Joyeuse fête de la mi-automne ! C’était hier soir ; le ciel était un peu voilé à Paris.

C’est une fête importante, le 15 du 9e mois lunaire, lors de laquelle on veille en famille, récitant des poèmes sous la lune qui symbolise l’unité de la famille.

Alors voici encore un poème ; difficile à traduire, pour lequel Jade m’a encore énormément aidé.

C’est une oeuvre d’un fameux poète de la dynastie Song, Su Shi (je préfère son autre nom de Su Dongpo, qui permet de ne pas le confondre avec les sashimi ou autres yakitori)


水调歌头

明月几时有?把酒问青天。

不知天上宫阙,今夕是何年。

我欲乘风归去,又恐琼楼玉宇,高处不胜寒。

起舞弄清影,何似在人间?

转朱阁,低绮户,照无眠。

不应有恨,何事长向别时圆?

人有悲欢离合,月有阴晴圆缺,此事古难全。

但愿人长久,千里共婵娟。


Poème en style 水调歌头, composé en état d’ébriété (l’abus d’alcool est déconseillé de nos jours) par Su Dongpo un soir de mi-automne lors d’adieux à son frère.

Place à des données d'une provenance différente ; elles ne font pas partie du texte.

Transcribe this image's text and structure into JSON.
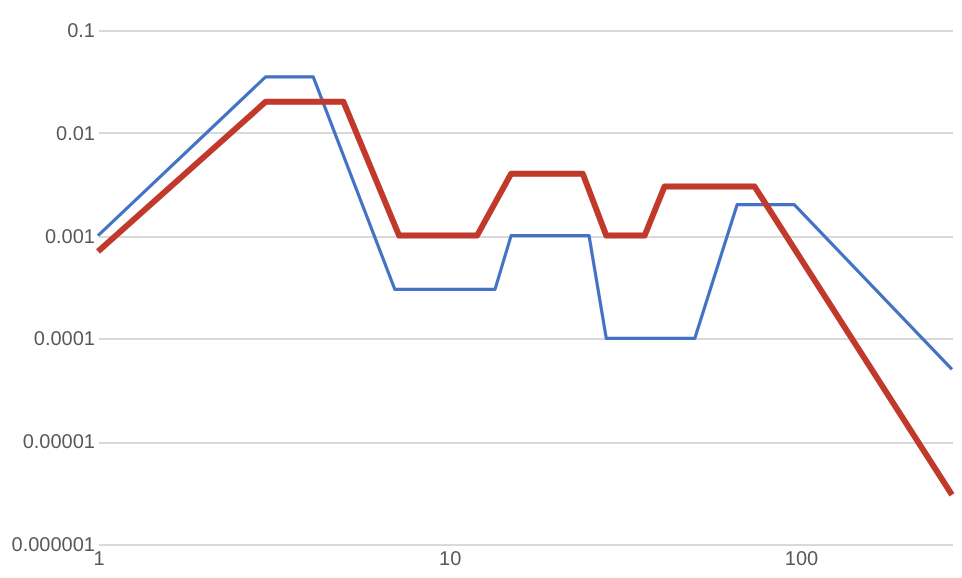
{
  "chart_data": {
    "type": "line",
    "log": "xy",
    "grid": "y",
    "line_style": "solid",
    "marker": "none",
    "xlim": [
      1,
      270
    ],
    "xticks": [
      1,
      10,
      100
    ],
    "ylim": [
      1e-06,
      0.1
    ],
    "yticks": [
      {
        "value": 1e-06,
        "label": "0.000001"
      },
      {
        "value": 1e-05,
        "label": "0.00001"
      },
      {
        "value": 0.0001,
        "label": "0.0001"
      },
      {
        "value": 0.001,
        "label": "0.001"
      },
      {
        "value": 0.01,
        "label": "0.01"
      },
      {
        "value": 0.1,
        "label": "0.1"
      }
    ],
    "series": [
      {
        "color": "#4472c4",
        "x": [
          1,
          3,
          4.1,
          7,
          13.5,
          15,
          25,
          28,
          50,
          66,
          96,
          270
        ],
        "values": [
          0.001,
          0.035,
          0.035,
          0.0003,
          0.0003,
          0.001,
          0.001,
          0.0001,
          0.0001,
          0.002,
          0.002,
          5e-05
        ]
      },
      {
        "color": "#c0392b",
        "x": [
          1,
          3,
          5,
          7.2,
          12,
          15,
          24,
          28,
          36,
          41,
          74,
          270
        ],
        "values": [
          0.0007,
          0.02,
          0.02,
          0.001,
          0.001,
          0.004,
          0.004,
          0.001,
          0.001,
          0.003,
          0.003,
          3e-06
        ]
      }
    ]
  }
}
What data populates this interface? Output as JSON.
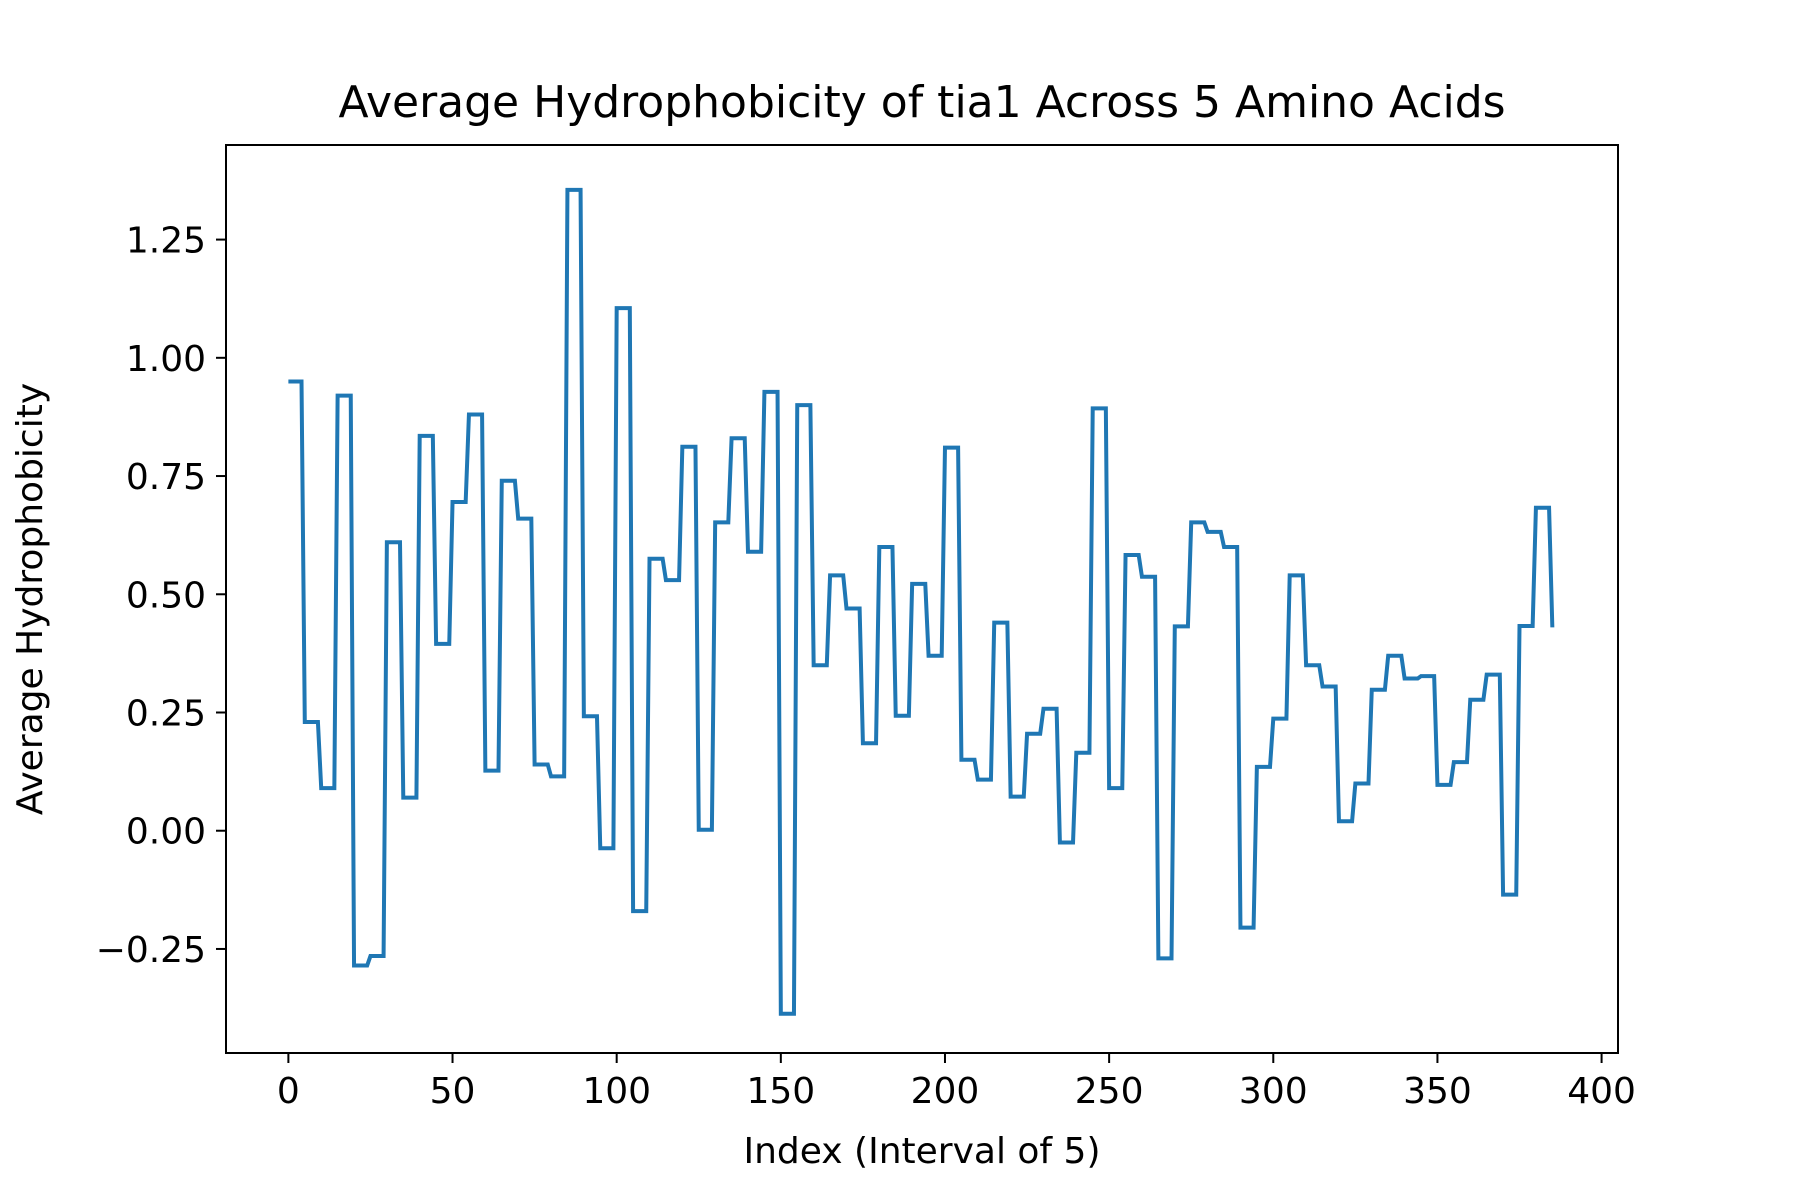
{
  "chart_data": {
    "type": "line",
    "title": "Average Hydrophobicity of tia1 Across 5 Amino Acids",
    "xlabel": "Index (Interval of 5)",
    "ylabel": "Average Hydrophobicity",
    "xlim": [
      -19,
      405
    ],
    "ylim": [
      -0.47,
      1.45
    ],
    "grid": false,
    "xticks": [
      0,
      50,
      100,
      150,
      200,
      250,
      300,
      350,
      400
    ],
    "xtick_labels": [
      "0",
      "50",
      "100",
      "150",
      "200",
      "250",
      "300",
      "350",
      "400"
    ],
    "yticks": [
      -0.25,
      0.0,
      0.25,
      0.5,
      0.75,
      1.0,
      1.25
    ],
    "ytick_labels": [
      "−0.25",
      "0.00",
      "0.25",
      "0.50",
      "0.75",
      "1.00",
      "1.25"
    ],
    "series": [
      {
        "name": "tia1",
        "color": "#1f77b4",
        "x": [
          0,
          1,
          2,
          3,
          4,
          5,
          6,
          7,
          8,
          9,
          10,
          11,
          12,
          13,
          14,
          15,
          16,
          17,
          18,
          19,
          20,
          21,
          22,
          23,
          24,
          25,
          26,
          27,
          28,
          29,
          30,
          31,
          32,
          33,
          34,
          35,
          36,
          37,
          38,
          39,
          40,
          41,
          42,
          43,
          44,
          45,
          46,
          47,
          48,
          49,
          50,
          51,
          52,
          53,
          54,
          55,
          56,
          57,
          58,
          59,
          60,
          61,
          62,
          63,
          64,
          65,
          66,
          67,
          68,
          69,
          70,
          71,
          72,
          73,
          74,
          75,
          76,
          77,
          78,
          79,
          80,
          81,
          82,
          83,
          84,
          85,
          86,
          87,
          88,
          89,
          90,
          91,
          92,
          93,
          94,
          95,
          96,
          97,
          98,
          99,
          100,
          101,
          102,
          103,
          104,
          105,
          106,
          107,
          108,
          109,
          110,
          111,
          112,
          113,
          114,
          115,
          116,
          117,
          118,
          119,
          120,
          121,
          122,
          123,
          124,
          125,
          126,
          127,
          128,
          129,
          130,
          131,
          132,
          133,
          134,
          135,
          136,
          137,
          138,
          139,
          140,
          141,
          142,
          143,
          144,
          145,
          146,
          147,
          148,
          149,
          150,
          151,
          152,
          153,
          154,
          155,
          156,
          157,
          158,
          159,
          160,
          161,
          162,
          163,
          164,
          165,
          166,
          167,
          168,
          169,
          170,
          171,
          172,
          173,
          174,
          175,
          176,
          177,
          178,
          179,
          180,
          181,
          182,
          183,
          184,
          185,
          186,
          187,
          188,
          189,
          190,
          191,
          192,
          193,
          194,
          195,
          196,
          197,
          198,
          199,
          200,
          201,
          202,
          203,
          204,
          205,
          206,
          207,
          208,
          209,
          210,
          211,
          212,
          213,
          214,
          215,
          216,
          217,
          218,
          219,
          220,
          221,
          222,
          223,
          224,
          225,
          226,
          227,
          228,
          229,
          230,
          231,
          232,
          233,
          234,
          235,
          236,
          237,
          238,
          239,
          240,
          241,
          242,
          243,
          244,
          245,
          246,
          247,
          248,
          249,
          250,
          251,
          252,
          253,
          254,
          255,
          256,
          257,
          258,
          259,
          260,
          261,
          262,
          263,
          264,
          265,
          266,
          267,
          268,
          269,
          270,
          271,
          272,
          273,
          274,
          275,
          276,
          277,
          278,
          279,
          280,
          281,
          282,
          283,
          284,
          285,
          286,
          287,
          288,
          289,
          290,
          291,
          292,
          293,
          294,
          295,
          296,
          297,
          298,
          299,
          300,
          301,
          302,
          303,
          304,
          305,
          306,
          307,
          308,
          309,
          310,
          311,
          312,
          313,
          314,
          315,
          316,
          317,
          318,
          319,
          320,
          321,
          322,
          323,
          324,
          325,
          326,
          327,
          328,
          329,
          330,
          331,
          332,
          333,
          334,
          335,
          336,
          337,
          338,
          339,
          340,
          341,
          342,
          343,
          344,
          345,
          346,
          347,
          348,
          349,
          350,
          351,
          352,
          353,
          354,
          355,
          356,
          357,
          358,
          359,
          360,
          361,
          362,
          363,
          364,
          365,
          366,
          367,
          368,
          369,
          370,
          371,
          372,
          373,
          374,
          375,
          376,
          377,
          378,
          379,
          380,
          381,
          382,
          383,
          384,
          385
        ],
        "y": [
          0.95,
          0.95,
          0.95,
          0.95,
          0.95,
          0.23,
          0.23,
          0.23,
          0.23,
          0.23,
          0.09,
          0.09,
          0.09,
          0.09,
          0.09,
          0.92,
          0.92,
          0.92,
          0.92,
          0.92,
          -0.285,
          -0.285,
          -0.285,
          -0.285,
          -0.285,
          -0.265,
          -0.265,
          -0.265,
          -0.265,
          -0.265,
          0.61,
          0.61,
          0.61,
          0.61,
          0.61,
          0.07,
          0.07,
          0.07,
          0.07,
          0.07,
          0.835,
          0.835,
          0.835,
          0.835,
          0.835,
          0.395,
          0.395,
          0.395,
          0.395,
          0.395,
          0.695,
          0.695,
          0.695,
          0.695,
          0.695,
          0.88,
          0.88,
          0.88,
          0.88,
          0.88,
          0.127,
          0.127,
          0.127,
          0.127,
          0.127,
          0.74,
          0.74,
          0.74,
          0.74,
          0.74,
          0.66,
          0.66,
          0.66,
          0.66,
          0.66,
          0.14,
          0.14,
          0.14,
          0.14,
          0.14,
          0.115,
          0.115,
          0.115,
          0.115,
          0.115,
          1.355,
          1.355,
          1.355,
          1.355,
          1.355,
          0.242,
          0.242,
          0.242,
          0.242,
          0.242,
          -0.037,
          -0.037,
          -0.037,
          -0.037,
          -0.037,
          1.105,
          1.105,
          1.105,
          1.105,
          1.105,
          -0.17,
          -0.17,
          -0.17,
          -0.17,
          -0.17,
          0.575,
          0.575,
          0.575,
          0.575,
          0.575,
          0.53,
          0.53,
          0.53,
          0.53,
          0.53,
          0.812,
          0.812,
          0.812,
          0.812,
          0.812,
          0.002,
          0.002,
          0.002,
          0.002,
          0.002,
          0.652,
          0.652,
          0.652,
          0.652,
          0.652,
          0.83,
          0.83,
          0.83,
          0.83,
          0.83,
          0.59,
          0.59,
          0.59,
          0.59,
          0.59,
          0.928,
          0.928,
          0.928,
          0.928,
          0.928,
          -0.387,
          -0.387,
          -0.387,
          -0.387,
          -0.387,
          0.9,
          0.9,
          0.9,
          0.9,
          0.9,
          0.35,
          0.35,
          0.35,
          0.35,
          0.35,
          0.54,
          0.54,
          0.54,
          0.54,
          0.54,
          0.47,
          0.47,
          0.47,
          0.47,
          0.47,
          0.185,
          0.185,
          0.185,
          0.185,
          0.185,
          0.6,
          0.6,
          0.6,
          0.6,
          0.6,
          0.243,
          0.243,
          0.243,
          0.243,
          0.243,
          0.522,
          0.522,
          0.522,
          0.522,
          0.522,
          0.37,
          0.37,
          0.37,
          0.37,
          0.37,
          0.81,
          0.81,
          0.81,
          0.81,
          0.81,
          0.15,
          0.15,
          0.15,
          0.15,
          0.15,
          0.108,
          0.108,
          0.108,
          0.108,
          0.108,
          0.44,
          0.44,
          0.44,
          0.44,
          0.44,
          0.072,
          0.072,
          0.072,
          0.072,
          0.072,
          0.205,
          0.205,
          0.205,
          0.205,
          0.205,
          0.258,
          0.258,
          0.258,
          0.258,
          0.258,
          -0.025,
          -0.025,
          -0.025,
          -0.025,
          -0.025,
          0.165,
          0.165,
          0.165,
          0.165,
          0.165,
          0.893,
          0.893,
          0.893,
          0.893,
          0.893,
          0.09,
          0.09,
          0.09,
          0.09,
          0.09,
          0.583,
          0.583,
          0.583,
          0.583,
          0.583,
          0.537,
          0.537,
          0.537,
          0.537,
          0.537,
          -0.27,
          -0.27,
          -0.27,
          -0.27,
          -0.27,
          0.432,
          0.432,
          0.432,
          0.432,
          0.432,
          0.652,
          0.652,
          0.652,
          0.652,
          0.652,
          0.632,
          0.632,
          0.632,
          0.632,
          0.632,
          0.6,
          0.6,
          0.6,
          0.6,
          0.6,
          -0.205,
          -0.205,
          -0.205,
          -0.205,
          -0.205,
          0.135,
          0.135,
          0.135,
          0.135,
          0.135,
          0.237,
          0.237,
          0.237,
          0.237,
          0.237,
          0.54,
          0.54,
          0.54,
          0.54,
          0.54,
          0.35,
          0.35,
          0.35,
          0.35,
          0.35,
          0.305,
          0.305,
          0.305,
          0.305,
          0.305,
          0.02,
          0.02,
          0.02,
          0.02,
          0.02,
          0.1,
          0.1,
          0.1,
          0.1,
          0.1,
          0.298,
          0.298,
          0.298,
          0.298,
          0.298,
          0.37,
          0.37,
          0.37,
          0.37,
          0.37,
          0.322,
          0.322,
          0.322,
          0.322,
          0.322,
          0.327,
          0.327,
          0.327,
          0.327,
          0.327,
          0.097,
          0.097,
          0.097,
          0.097,
          0.097,
          0.145,
          0.145,
          0.145,
          0.145,
          0.145,
          0.277,
          0.277,
          0.277,
          0.277,
          0.277,
          0.33,
          0.33,
          0.33,
          0.33,
          0.33,
          -0.135,
          -0.135,
          -0.135,
          -0.135,
          -0.135,
          0.433,
          0.433,
          0.433,
          0.433,
          0.433,
          0.683,
          0.683,
          0.683,
          0.683,
          0.683,
          0.43
        ]
      }
    ]
  }
}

Lune, depuis quand brilles-tu ? Et jusqu’à quand ? Un verre de vin à la main, je le demande au ciel pur.

Et en quelle année sont-ils là-haut, au palais des dieux ?

Je voudrais bien chevaucher le vent pour y aller, mais la peur d’être seul au froid palais de jade me retient.

Me mettant à danser, je joue avec mon ombre. Ne suis-je pas ici-bas aussi bien qu’au ciel ?

Le clair de lune se ballade le long des murs du pavillon orné de rouge, caressant la fenêtre décorée*, éclairant celui qui ne dort pas.

Oh lune ! il n’y a pas de haine entre nous ; alors pourquoi es-tu si ronde** et belle juste au moment de nos adieux ?

Les hommes alternent peines et joies, séparations et retrouvailles ;

La lune se montre tour à tour claire et obscure, ronde et incomplète. Il en a toujours été ainsi.

Ah ! Si seulement nous pouvions rester unis pour toujours, partageant à mille lieues l’un de l’autre la beauté de dame lune !


* Les fenêtres étaient faites de papier ou de tissu

** La lune ronde symbolise la perfection de la famille réunie.


Commentaires :

Le poème est dans un style de “chant” très précis, avec un rythme particulier impossible à retranscrire malheureusement. La sonorité du poème est magnifique. La traduction francaise est nécessairement plus verbeuse que le texte chinois (vous pouvez compter les mots pour voir ;-)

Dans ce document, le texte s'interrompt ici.